Easy to dock, hard to leave
After a 40-minute boat ride from Hopkins, a cluster of bright green palm trees starts to materialize over the horizon, followed by small wooden cabanas and a dock that welcomes us lucky ones. “It’s like a post-card,” Max, leaning over the side of the boat, remarks in German. The palm-tree studded island – just over four acres long – indeed resembles something straight from a revolving stand at the gift shops. Everyone crowds the bow of the boat, too entranced before immediately grabbing their cameras to try to take a snapshot that will do South Water Caye justice.
South Water Caye
As the boat docks, pelicans soar overhead before landing with a splash beside us, bobbing against the sea. “I can’t believe how clear the water is!” Aly says, before joining everyone else as they disembark and excitedly head down the dock. Except for a couple of guests, this side of the island is completely ours. A perk of visiting in the ‘rainy season.’ We follow the guides across the other side of the island (about a minute walk) as he talks us through the snorkeling briefing. “The reef is quite close,” the guide tells us and explains how to properly swim around them so we don’t damage the corals, a rule that is enforced not only on the reef but amongst marine life, too. Donning our masks and fins, we set out into the clear waters. Multiple little bubbles translated as squeals of excitement when we spot an eel or a lobster.

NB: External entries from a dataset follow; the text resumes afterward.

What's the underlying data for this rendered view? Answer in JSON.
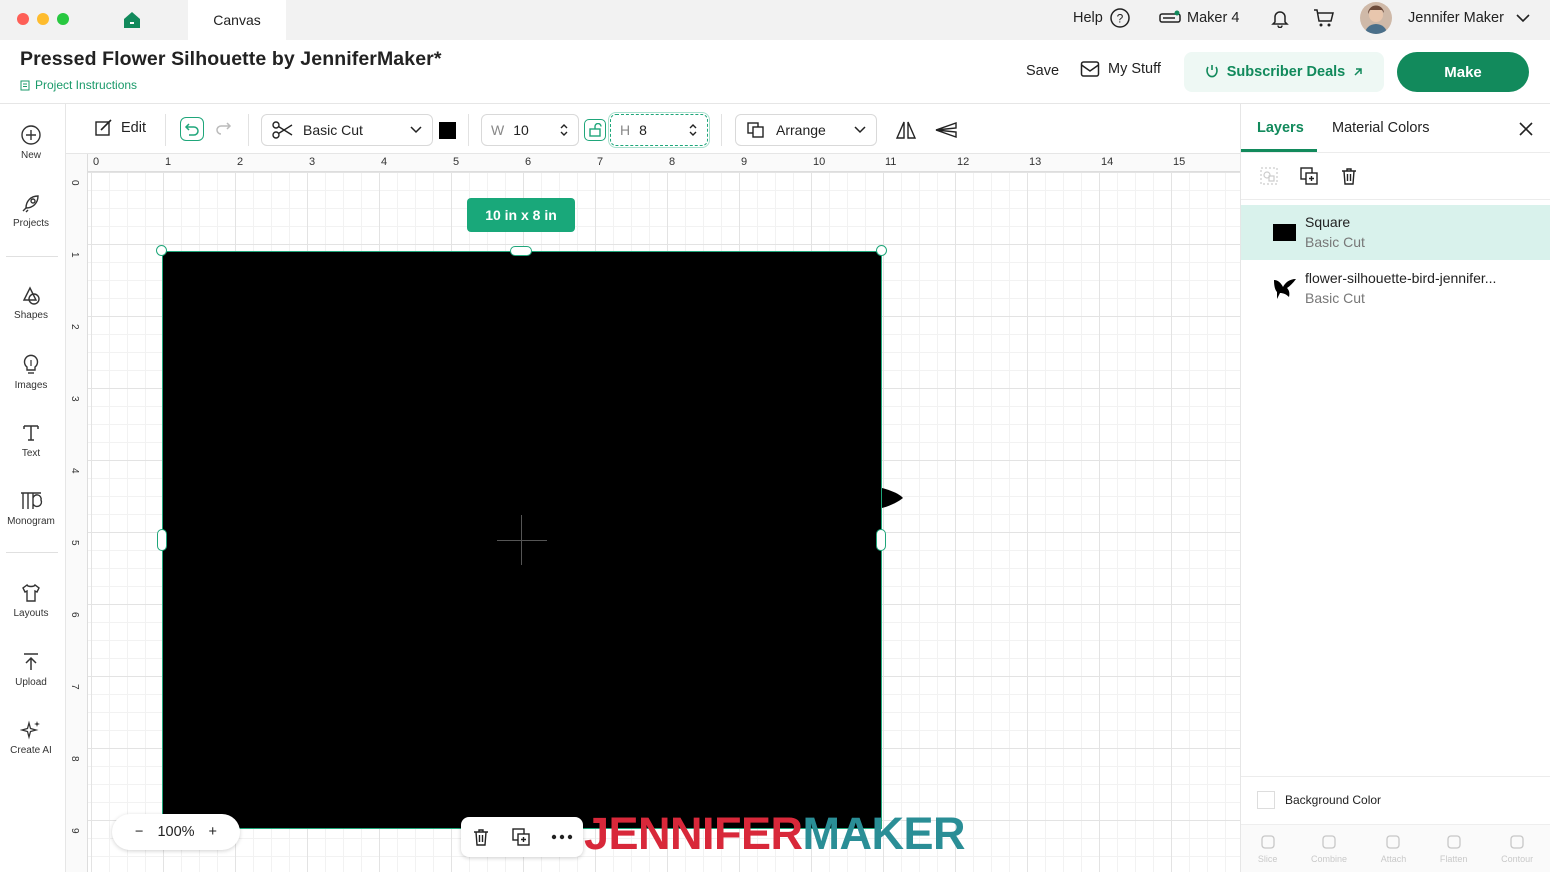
{
  "window": {
    "tab_label": "Canvas"
  },
  "topbar": {
    "help_label": "Help",
    "machine_label": "Maker 4",
    "user_name": "Jennifer Maker"
  },
  "header": {
    "project_title": "Pressed Flower Silhouette by JenniferMaker*",
    "project_instructions": "Project Instructions",
    "save_label": "Save",
    "mystuff_label": "My Stuff",
    "deals_label": "Subscriber Deals",
    "make_label": "Make"
  },
  "sidebar": {
    "items": [
      {
        "label": "New",
        "icon": "plus-circle-icon"
      },
      {
        "label": "Projects",
        "icon": "rocket-icon"
      },
      {
        "label": "Shapes",
        "icon": "shapes-icon"
      },
      {
        "label": "Images",
        "icon": "lightbulb-icon"
      },
      {
        "label": "Text",
        "icon": "text-icon"
      },
      {
        "label": "Monogram",
        "icon": "monogram-icon"
      },
      {
        "label": "Layouts",
        "icon": "shirt-icon"
      },
      {
        "label": "Upload",
        "icon": "upload-icon"
      },
      {
        "label": "Create AI",
        "icon": "sparkle-icon"
      }
    ]
  },
  "toolbar": {
    "edit_label": "Edit",
    "operation_label": "Basic Cut",
    "width_prefix": "W",
    "width_value": "10",
    "height_prefix": "H",
    "height_value": "8",
    "arrange_label": "Arrange",
    "swatch_color": "#000000"
  },
  "canvas": {
    "ruler_top": [
      "0",
      "1",
      "2",
      "3",
      "4",
      "5",
      "6",
      "7",
      "8",
      "9",
      "10",
      "11",
      "12",
      "13",
      "14",
      "15"
    ],
    "ruler_left": [
      "0",
      "1",
      "2",
      "3",
      "4",
      "5",
      "6",
      "7",
      "8",
      "9"
    ],
    "dimension_badge": "10  in x 8  in",
    "zoom_level": "100%",
    "zoom_minus": "−",
    "zoom_plus": "+"
  },
  "watermark": {
    "part1": "JENNIFER",
    "part2": "MAKER",
    "color1": "#d8283a",
    "color2": "#2a8e96"
  },
  "panel": {
    "tab_layers": "Layers",
    "tab_material_colors": "Material Colors",
    "layers": [
      {
        "name": "Square",
        "operation": "Basic Cut"
      },
      {
        "name": "flower-silhouette-bird-jennifer...",
        "operation": "Basic Cut"
      }
    ],
    "background_color_label": "Background Color",
    "bottom_actions": [
      "Slice",
      "Combine",
      "Attach",
      "Flatten",
      "Contour"
    ]
  },
  "colors": {
    "accent": "#128a5c",
    "selection": "#1fa67a",
    "badge": "#19a87a",
    "layer_selected_bg": "#d9f2ec"
  }
}
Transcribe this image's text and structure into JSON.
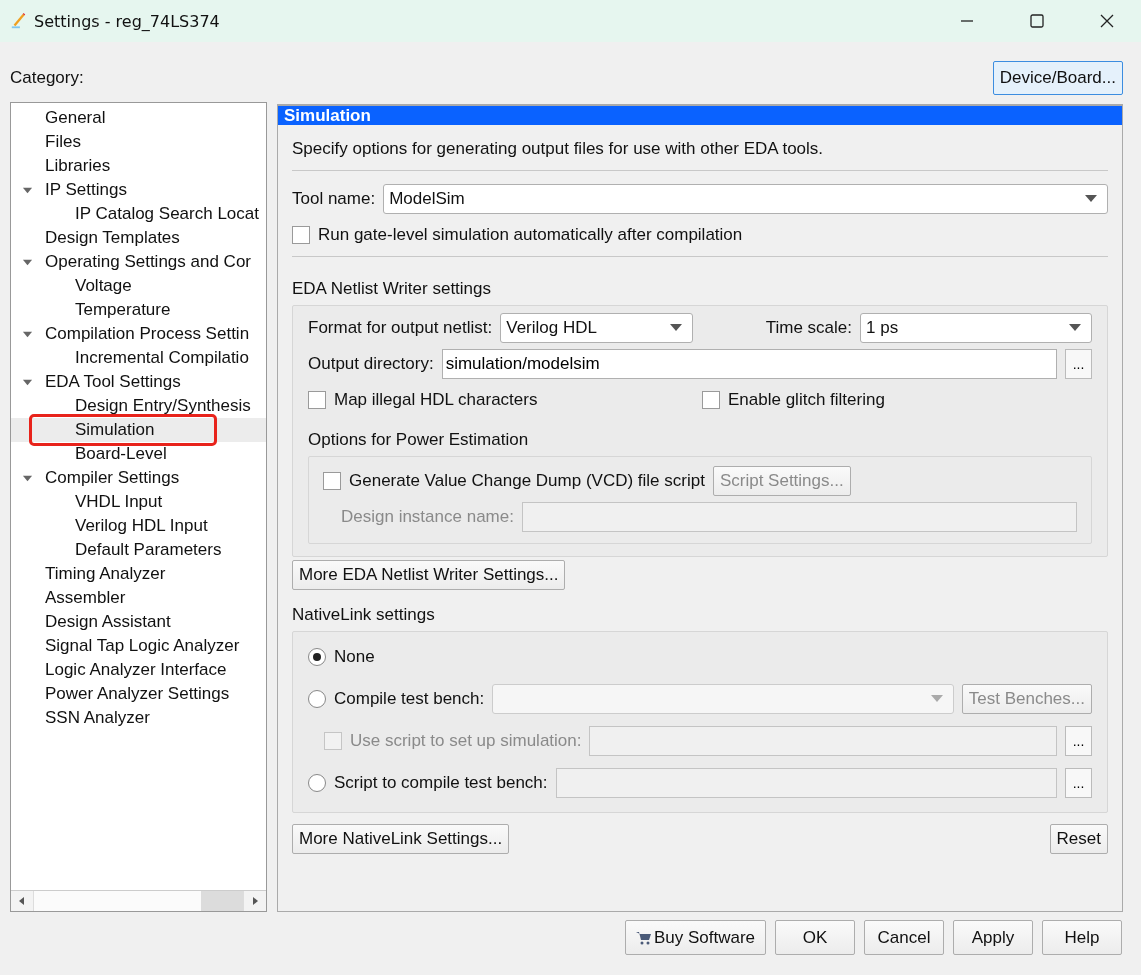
{
  "window": {
    "title": "Settings - reg_74LS374"
  },
  "category_label": "Category:",
  "device_board_button": "Device/Board...",
  "tree": [
    {
      "label": "General",
      "selected": false,
      "marked": false
    },
    {
      "label": "Files",
      "selected": false,
      "marked": false
    },
    {
      "label": "Libraries",
      "selected": false,
      "marked": false
    },
    {
      "label": "IP Settings",
      "selected": false,
      "marked": false,
      "expanded": true,
      "children": [
        {
          "label": "IP Catalog Search Locat",
          "selected": false,
          "marked": false
        }
      ]
    },
    {
      "label": "Design Templates",
      "selected": false,
      "marked": false
    },
    {
      "label": "Operating Settings and Cor",
      "selected": false,
      "marked": false,
      "expanded": true,
      "children": [
        {
          "label": "Voltage",
          "selected": false,
          "marked": false
        },
        {
          "label": "Temperature",
          "selected": false,
          "marked": false
        }
      ]
    },
    {
      "label": "Compilation Process Settin",
      "selected": false,
      "marked": false,
      "expanded": true,
      "children": [
        {
          "label": "Incremental Compilatio",
          "selected": false,
          "marked": false
        }
      ]
    },
    {
      "label": "EDA Tool Settings",
      "selected": false,
      "marked": false,
      "expanded": true,
      "children": [
        {
          "label": "Design Entry/Synthesis",
          "selected": false,
          "marked": false
        },
        {
          "label": "Simulation",
          "selected": true,
          "marked": true
        },
        {
          "label": "Board-Level",
          "selected": false,
          "marked": false
        }
      ]
    },
    {
      "label": "Compiler Settings",
      "selected": false,
      "marked": false,
      "expanded": true,
      "children": [
        {
          "label": "VHDL Input",
          "selected": false,
          "marked": false
        },
        {
          "label": "Verilog HDL Input",
          "selected": false,
          "marked": false
        },
        {
          "label": "Default Parameters",
          "selected": false,
          "marked": false
        }
      ]
    },
    {
      "label": "Timing Analyzer",
      "selected": false,
      "marked": false
    },
    {
      "label": "Assembler",
      "selected": false,
      "marked": false
    },
    {
      "label": "Design Assistant",
      "selected": false,
      "marked": false
    },
    {
      "label": "Signal Tap Logic Analyzer",
      "selected": false,
      "marked": false
    },
    {
      "label": "Logic Analyzer Interface",
      "selected": false,
      "marked": false
    },
    {
      "label": "Power Analyzer Settings",
      "selected": false,
      "marked": false
    },
    {
      "label": "SSN Analyzer",
      "selected": false,
      "marked": false
    }
  ],
  "panel": {
    "title": "Simulation",
    "description": "Specify options for generating output files for use with other EDA tools.",
    "tool_name": {
      "label": "Tool name:",
      "value": "ModelSim"
    },
    "run_gate_level": {
      "label": "Run gate-level simulation automatically after compilation",
      "checked": false
    },
    "netlist": {
      "heading": "EDA Netlist Writer settings",
      "format": {
        "label": "Format for output netlist:",
        "value": "Verilog HDL"
      },
      "time_scale": {
        "label": "Time scale:",
        "value": "1 ps"
      },
      "output_directory": {
        "label": "Output directory:",
        "value": "simulation/modelsim",
        "browse": "..."
      },
      "map_illegal": {
        "label": "Map illegal HDL characters",
        "checked": false
      },
      "glitch": {
        "label": "Enable glitch filtering",
        "checked": false
      },
      "power": {
        "heading": "Options for Power Estimation",
        "vcd": {
          "label": "Generate Value Change Dump (VCD) file script",
          "checked": false
        },
        "script_settings": {
          "label": "Script Settings...",
          "disabled": true
        },
        "instance": {
          "label": "Design instance name:",
          "disabled": true
        }
      }
    },
    "more_netlist_button": "More EDA Netlist Writer Settings...",
    "nativelink": {
      "heading": "NativeLink settings",
      "rows": [
        {
          "kind": "radio",
          "label": "None",
          "selected": true
        },
        {
          "kind": "radio-select",
          "label": "Compile test bench:",
          "selected": false,
          "button": {
            "label": "Test Benches...",
            "disabled": true
          }
        },
        {
          "kind": "checkbox",
          "label": "Use script to set up simulation:",
          "checked": false,
          "disabled": true,
          "browse": "..."
        },
        {
          "kind": "radio-file",
          "label": "Script to compile test bench:",
          "selected": false,
          "browse": "..."
        }
      ]
    },
    "more_nativelink_button": "More NativeLink Settings...",
    "reset_button": "Reset"
  },
  "buttons": [
    {
      "label": "Buy Software",
      "kind": "cart"
    },
    {
      "label": "OK",
      "kind": "plain"
    },
    {
      "label": "Cancel",
      "kind": "plain"
    },
    {
      "label": "Apply",
      "kind": "plain"
    },
    {
      "label": "Help",
      "kind": "plain"
    }
  ]
}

After about half an hour, we make our way back to the post-card island, ready for some grub. Scrumptious rice & beans await us and the views during lunch are unparalleled. In the distance, Juan paddle boards atop the glass water, the only disturbance being pelicans diving into the water now and then to gobble up some fish (it is lunchtime, after all.) Some of us venture off to explore the island while others snuggle into one of the hammocks that line the shore line.
…But wait, there’s more
“Time to go!” the guide says, and the disappointed faces quickly light up when he tells us we have another snorkeling stop nearby. Bidding goodbye to South Water Caye, we arrive 5 minutes later to a different spot that is known for its beautiful corals. Jumping in, we follow the guide’s black life vest as he points and resurfaces to tell us about the different types of corals and fish beneath. Colorful Parrot Fish nibble on corals, and tiny jellyfish float near our faces.
A masked head pops up, pointing vigorously to the water’s surface. Everyone’s heads goes under water to see a massive eagle ray drift idly by. The immensity of not only the creature, but of the moment, is not lost on anyone. We follow the eagle ray at a respectful distance, observing as it swims away from us.
An hour glides by and we are back on the boat not quite ready to leave. A snorkeling adventure to remember, for sure.